Pour Hakemi, les motivations ne changent pas la peur à laquelle il est confronté chaque jour, sachant que sa mère pourrait être arrêtée et expulsée vers un pays sous un régime qui a failli lui coûter la vie.
« Bien sûr que j'ai peur, elle n'est pas là où elle est censée être », a-t-il déclaré. « Là où elle vit, ce n'est pas stable. Si elle retourne en Afghanistan, je ne sais pas ce qui arrivera avec les talibans là-bas. »

Hakemi a déclaré que le parrainage de sa mère avait été organisé par un groupe d'immigration de femmes afghanes à Toronto.

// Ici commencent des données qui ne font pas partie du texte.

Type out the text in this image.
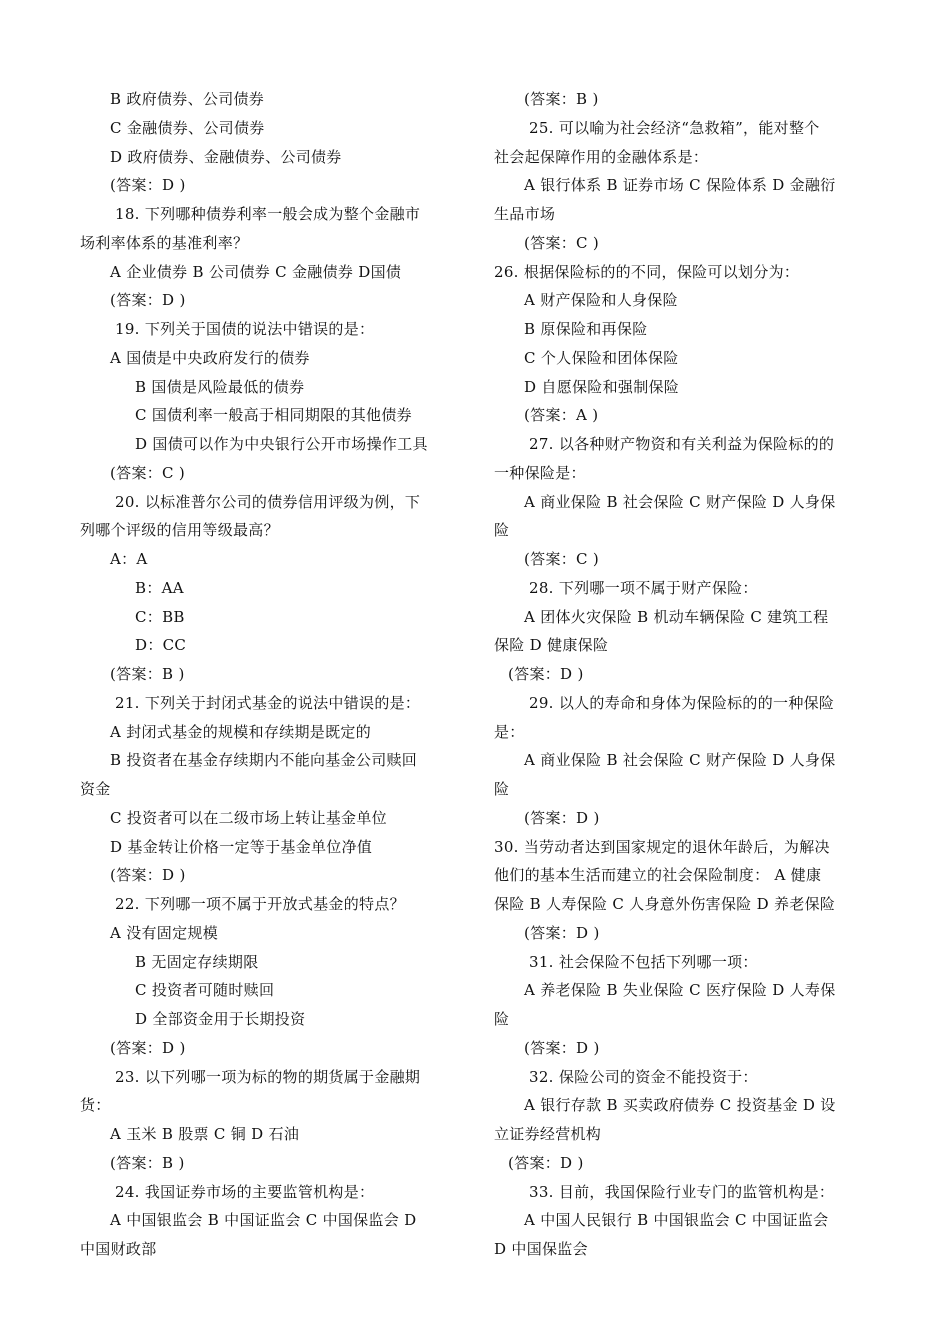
B 政府债券、公司债券
C 金融债券、公司债券
D 政府债券、金融债券、公司债券
(答案：D )
18. 下列哪种债券利率一般会成为整个金融市
场利率体系的基准利率？
A 企业债券 B 公司债券 C 金融债券 D国债
(答案：D )
19. 下列关于国债的说法中错误的是：
A 国债是中央政府发行的债券
B 国债是风险最低的债券
C 国债利率一般高于相同期限的其他债券
D 国债可以作为中央银行公开市场操作工具
(答案：C )
20. 以标准普尔公司的债券信用评级为例，下
列哪个评级的信用等级最高？
A：A
B：AA
C：BB
D：CC
(答案：B )
21. 下列关于封闭式基金的说法中错误的是：
A 封闭式基金的规模和存续期是既定的
B 投资者在基金存续期内不能向基金公司赎回
资金
C 投资者可以在二级市场上转让基金单位
D 基金转让价格一定等于基金单位净值
(答案：D )
22. 下列哪一项不属于开放式基金的特点？
A 没有固定规模
B 无固定存续期限
C 投资者可随时赎回
D 全部资金用于长期投资
(答案：D )
23. 以下列哪一项为标的物的期货属于金融期
货：
A 玉米 B 股票 C 铜 D 石油
(答案：B )
24. 我国证券市场的主要监管机构是：
A 中国银监会 B 中国证监会 C 中国保监会 D
中国财政部
(答案：B )
25. 可以喻为社会经济“急救箱”，能对整个
社会起保障作用的金融体系是：
A 银行体系 B 证券市场 C 保险体系 D 金融衍
生品市场
(答案：C )
26. 根据保险标的的不同，保险可以划分为：
A 财产保险和人身保险
B 原保险和再保险
C 个人保险和团体保险
D 自愿保险和强制保险
(答案：A )
27. 以各种财产物资和有关利益为保险标的的
一种保险是：
A 商业保险 B 社会保险 C 财产保险 D 人身保
险
(答案：C )
28. 下列哪一项不属于财产保险：
A 团体火灾保险 B 机动车辆保险 C 建筑工程
保险 D 健康保险
(答案：D )
29. 以人的寿命和身体为保险标的的一种保险
是：
A 商业保险 B 社会保险 C 财产保险 D 人身保
险
(答案：D )
30. 当劳动者达到国家规定的退休年龄后，为解决
他们的基本生活而建立的社会保险制度： A 健康
保险 B 人寿保险 C 人身意外伤害保险 D 养老保险
(答案：D )
31. 社会保险不包括下列哪一项：
A 养老保险 B 失业保险 C 医疗保险 D 人寿保
险
(答案：D )
32. 保险公司的资金不能投资于：
A 银行存款 B 买卖政府债券 C 投资基金 D 设
立证券经营机构
(答案：D )
33. 目前，我国保险行业专门的监管机构是：
A 中国人民银行 B 中国银监会 C 中国证监会
D 中国保监会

Il a déclaré que sa mère s'était enfuie au Tadjikistan en décembre 2024 après s'être remise d'un passage à tabac aux mains de responsables talibans qui lui avait laissé deux jambes fracturées et une main gauche fracturée, ainsi que d'autres blessures, selon un rapport soumis aux autorités canadiennes de l'immigration qui comprenait des dossiers médicaux et des photographies.
Elle a été traînée dans la rue, fouettée et battue devant une foule lors des célébrations du 15 août 2024 marquant le retour au pouvoir des talibans, selon le rapport.
« Il y avait deux autres femmes. Je leur ai dit que les talibans étaient des meurtriers et tout ça », a déclaré Yaquobi dans une déclaration audio enregistrée pour CBC News décrivant son calvaire.
Ces femmes ont rapporté ce que j'avais dit aux talibans. Ils m'ont tirée hors de la voiture et m'ont frappée. J'étais inconsciente et j'ai fini à l'hôpital… Quand j'ai repris connaissance, j'ai réalisé que j'avais les bras et les jambes cassés.
Le dossier de Yaquobi a été déposé auprès du bureau de Richard Bennett, rapporteur spécial des Nations Unies sur la situation des droits de l'homme en Afghanistan.
Le bureau de Bennett n'a pas répondu à une demande de commentaires de la CBC.